Não vou falar sobre as quotas. Nem sobre as suas
causas.
Também vou pôr de lado o equilíbrio, a vocação
de cada um, as apetências e até o que diz respeito à natureza. São tantas as
variáveis que não é disso que vou tratar.
Vou falar sobre nós (em sentido figurado).
Sobre a nossa vida em casa. Sobre o absurdo que domina o nosso subconsciente. E
como tudo fica ainda mais exacerbado na hora de cuidar dos filhos.
Vou resumir o meu ponto a este diálogo
clássico:
- E ele, ajuda lá em casa? - Ele é impecável,
ajuda imenso.
O marido ou pai que merece reconhecimento tem
na voz da sua mulher (e da pequena sociedade que o rodeia) um sentido «ele ajuda
imenso».
Ele muda a fralda aos filhos, dá-lhes banho e
veste-os, dá-lhes de comer (e tantas outras banais tarefas próprias em casa e em família) e lá vem um «está a ajudar», «ajuda imenso».
Não há reconhecimento mais discriminatório e preconceituoso
que este.
As mesmas tarefas, numa mulher e numa mãe, são
simplesmente o cumprimento natural do que lhe compete. A cada fralda que uma mãe
muda, a cada banho, a cada refeição que serve aos seus filhos, ninguém se
lembra daquele «ajuda imenso». Ela nunca «ajuda imenso». Ela faz. E esse «faz»
não lhe garante qualquer galardão e admiração.
Se invertermos os papéis, o exercício é ainda
mais impressionante. Uma mãe ou mulher que por razões que não interessam a
ninguém (que tanto podem ser as melhores como as menos respeitáveis) está menos
em casa por troca com o marido, na linguagem clássica dificilmente se livra do
«é ele que faz tudo!». Mesmo que ela faça as mesmas tarefas que, na
distribuição tradicional, garantiriam ao marido o reconhecido «ajuda imenso».
Porque a elas só está disponível fazer, sem elogio e sob pena de crítica
indignada.

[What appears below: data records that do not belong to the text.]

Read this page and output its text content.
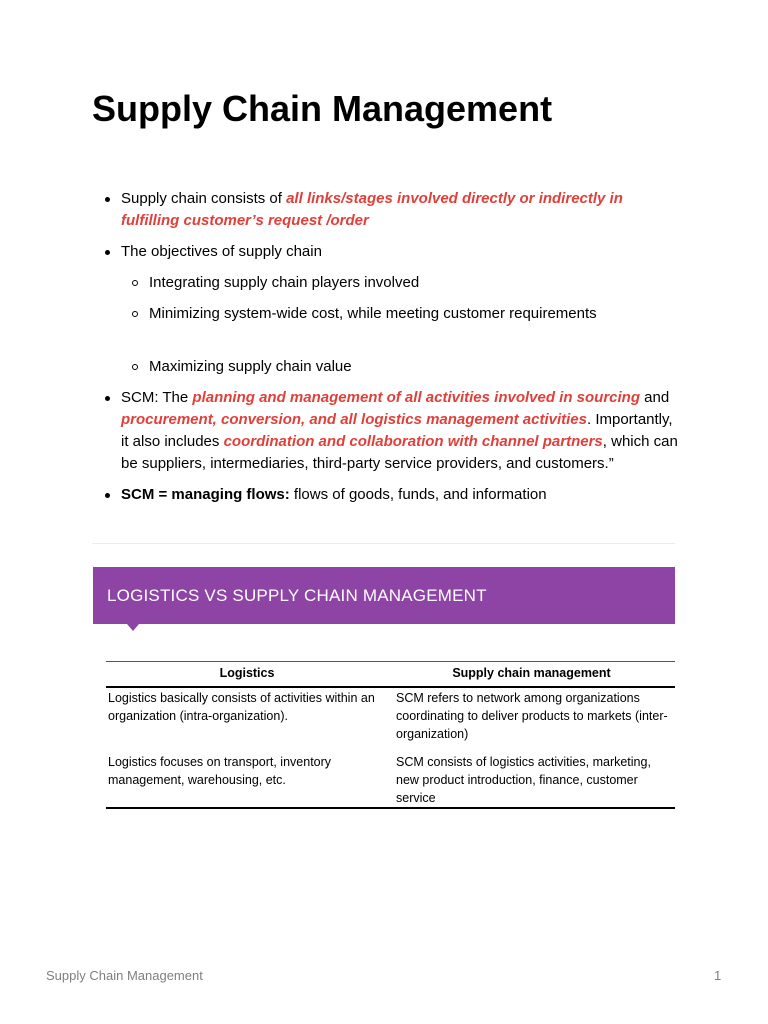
Supply Chain Management
Supply chain consists of all links/stages involved directly or indirectly in fulfilling customer’s request /order
The objectives of supply chain
Integrating supply chain players involved
Minimizing system-wide cost, while meeting customer requirements
Maximizing supply chain value
SCM: The planning and management of all activities involved in sourcing and procurement, conversion, and all logistics management activities. Importantly, it also includes coordination and collaboration with channel partners, which can be suppliers, intermediaries, third-party service providers, and customers.”
SCM = managing flows: flows of goods, funds, and information
LOGISTICS VS SUPPLY CHAIN MANAGEMENT
Logistics	Supply chain management
Logistics basically consists of activities within an organization (intra-organization).	SCM refers to network among organizations coordinating to deliver products to markets (inter-organization)
Logistics focuses on transport, inventory management, warehousing, etc.	SCM consists of logistics activities, marketing, new product introduction, finance, customer service
Supply Chain Management	1
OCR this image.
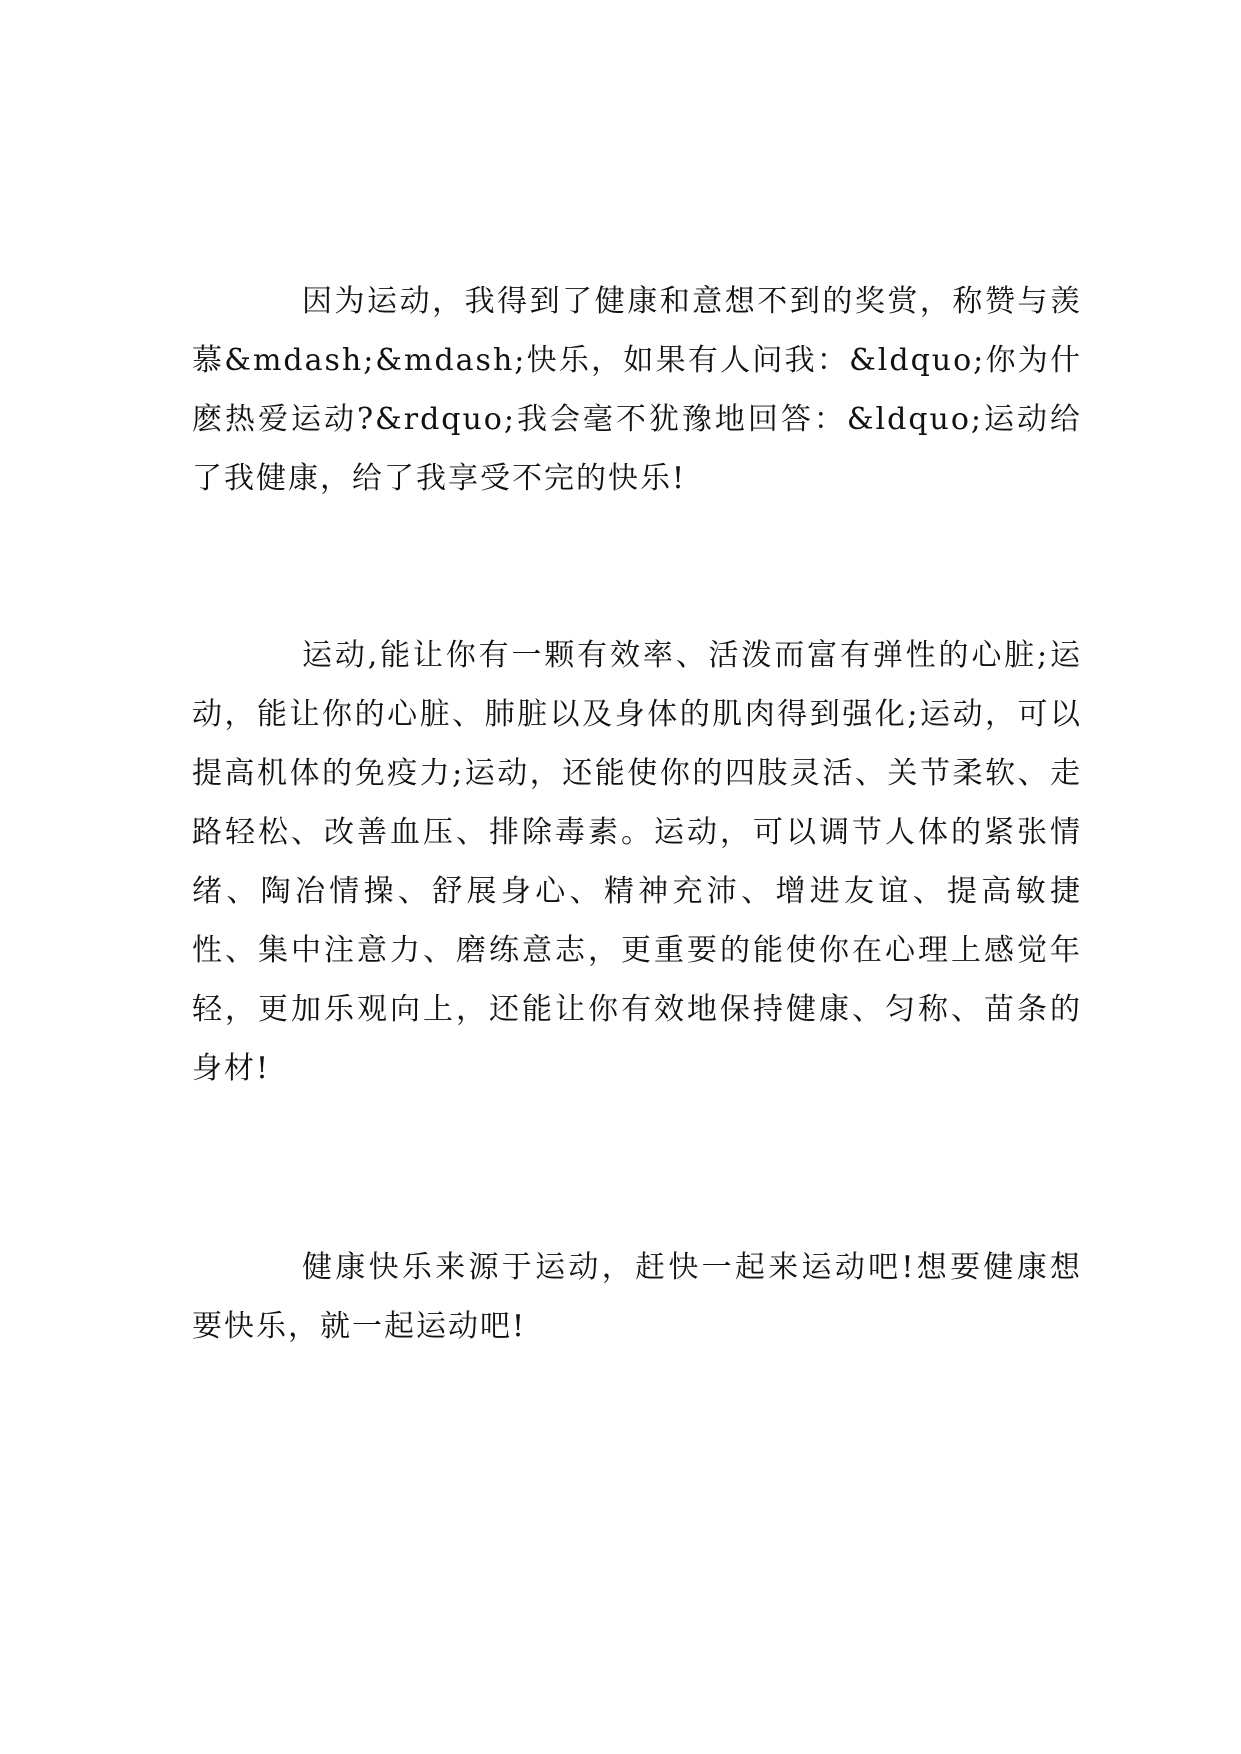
因为运动，我得到了健康和意想不到的奖赏，称赞与羡慕&mdash;&mdash;快乐，如果有人问我：&ldquo;你为什麽热爱运动?&rdquo;我会毫不犹豫地回答：&ldquo;运动给了我健康，给了我享受不完的快乐!

运动,能让你有一颗有效率、活泼而富有弹性的心脏;运动，能让你的心脏、肺脏以及身体的肌肉得到强化;运动，可以提高机体的免疫力;运动，还能使你的四肢灵活、关节柔软、走路轻松、改善血压、排除毒素。运动，可以调节人体的紧张情绪、陶冶情操、舒展身心、精神充沛、增进友谊、提高敏捷性、集中注意力、磨练意志，更重要的能使你在心理上感觉年轻，更加乐观向上，还能让你有效地保持健康、匀称、苗条的身材!

健康快乐来源于运动，赶快一起来运动吧!想要健康想要快乐，就一起运动吧!
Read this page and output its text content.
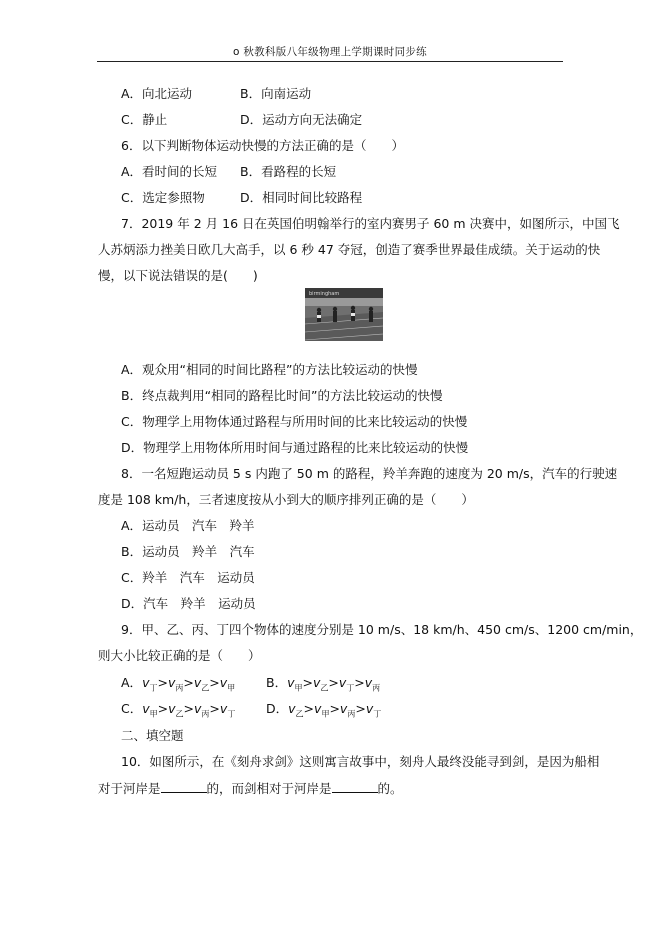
o 秋教科版八年级物理上学期课时同步练
A．向北运动	B．向南运动
C．静止	D．运动方向无法确定
6．以下判断物体运动快慢的方法正确的是（　　）
A．看时间的长短 B．看路程的长短
C．选定参照物	D．相同时间比较路程
7．2019 年 2 月 16 日在英国伯明翰举行的室内赛男子 60 m 决赛中，如图所示，中国飞
人苏炳添力挫美日欧几大高手，以 6 秒 47 夺冠，创造了赛季世界最佳成绩。关于运动的快
慢，以下说法错误的是(　　)
birmingham
A．观众用“相同的时间比路程”的方法比较运动的快慢
B．终点裁判用“相同的路程比时间”的方法比较运动的快慢
C．物理学上用物体通过路程与所用时间的比来比较运动的快慢
D．物理学上用物体所用时间与通过路程的比来比较运动的快慢
8．一名短跑运动员 5 s 内跑了 50 m 的路程，羚羊奔跑的速度为 20 m/s，汽车的行驶速
度是 108 km/h，三者速度按从小到大的顺序排列正确的是（　　）
A．运动员　汽车　羚羊
B．运动员　羚羊　汽车
C．羚羊　汽车　运动员
D．汽车　羚羊　运动员
9．甲、乙、丙、丁四个物体的速度分别是 10 m/s、18 km/h、450 cm/s、1200 cm/min，
则大小比较正确的是（　　）
A．$v_丁>v_丙>v_乙>v_甲$ B．$v_甲>v_乙>v_丁>v_丙$
C．$v_甲>v_乙>v_丙>v_丁$ D．$v_乙>v_甲>v_丙>v_丁$
二、填空题
10．如图所示，在《刻舟求剑》这则寓言故事中，刻舟人最终没能寻到剑，是因为船相
对于河岸是	的，而剑相对于河岸是	的。
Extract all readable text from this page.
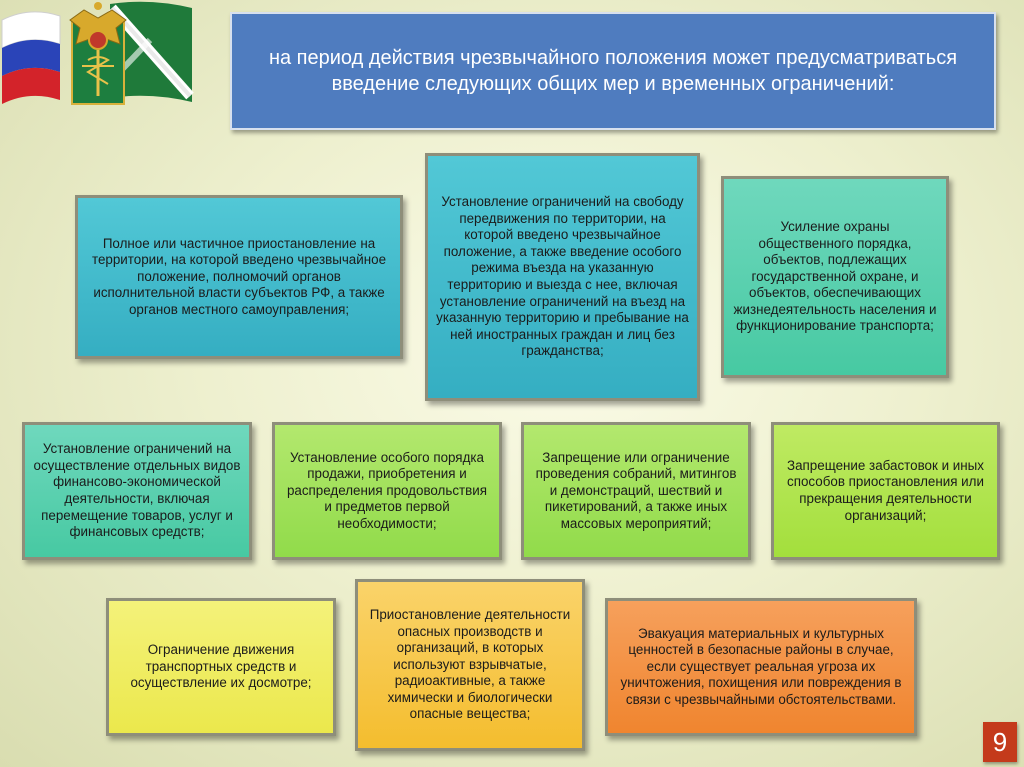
на период действия чрезвычайного положения может предусматриваться введение следующих общих мер и временных ограничений:
Полное или частичное приостановление на территории, на которой введено чрезвычайное положение, полномочий органов исполнительной власти субъектов РФ, а также органов местного самоуправления;
Установление ограничений на свободу передвижения по территории, на которой введено чрезвычайное положение, а также введение особого режима въезда на указанную территорию и выезда с нее, включая установление ограничений на въезд на указанную территорию и пребывание на ней иностранных граждан и лиц без гражданства;
Усиление охраны общественного порядка, объектов, подлежащих государственной охране, и объектов, обеспечивающих жизнедеятельность населения и функционирование транспорта;
Установление ограничений на осуществление отдельных видов финансово-экономической деятельности, включая перемещение товаров, услуг и финансовых средств;
Установление особого порядка продажи, приобретения и распределения продовольствия и предметов первой необходимости;
Запрещение или ограничение проведения собраний, митингов и демонстраций, шествий и пикетирований, а также иных массовых мероприятий;
Запрещение забастовок и иных способов приостановления или прекращения деятельности организаций;
Ограничение движения транспортных средств и осуществление их досмотре;
Приостановление деятельности опасных производств и организаций, в которых используют взрывчатые, радиоактивные, а также химически и биологически опасные вещества;
Эвакуация материальных и культурных ценностей в безопасные районы в случае, если существует реальная угроза их уничтожения, похищения или повреждения в связи с чрезвычайными обстоятельствами.
9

Porque, no fundo, ainda não nos libertámos da ideia que é «delas»
essa função. E que ele, se fizer alguma coisa, está a «ajudar» (como se fosse a
avó ou uma tia que ajuda).
Dizem que as coisas estão mais equilibradas –
que os maridos e pais, por contraste com os seus próprios pais, «hoje fazem
tudo». Mas a verdade é que no plano reputacional os nossos subconscientes ainda
discriminam.
Certamente, a cada fralda que um pai muda aos seus
filhos, a cada banho, a cada refeição que lhes serve, está a fazer uma tarefa que
não merece destaque porque é dele. E muito menos serve para alimentar aquele
diálogo clássico do «ele ajuda imenso».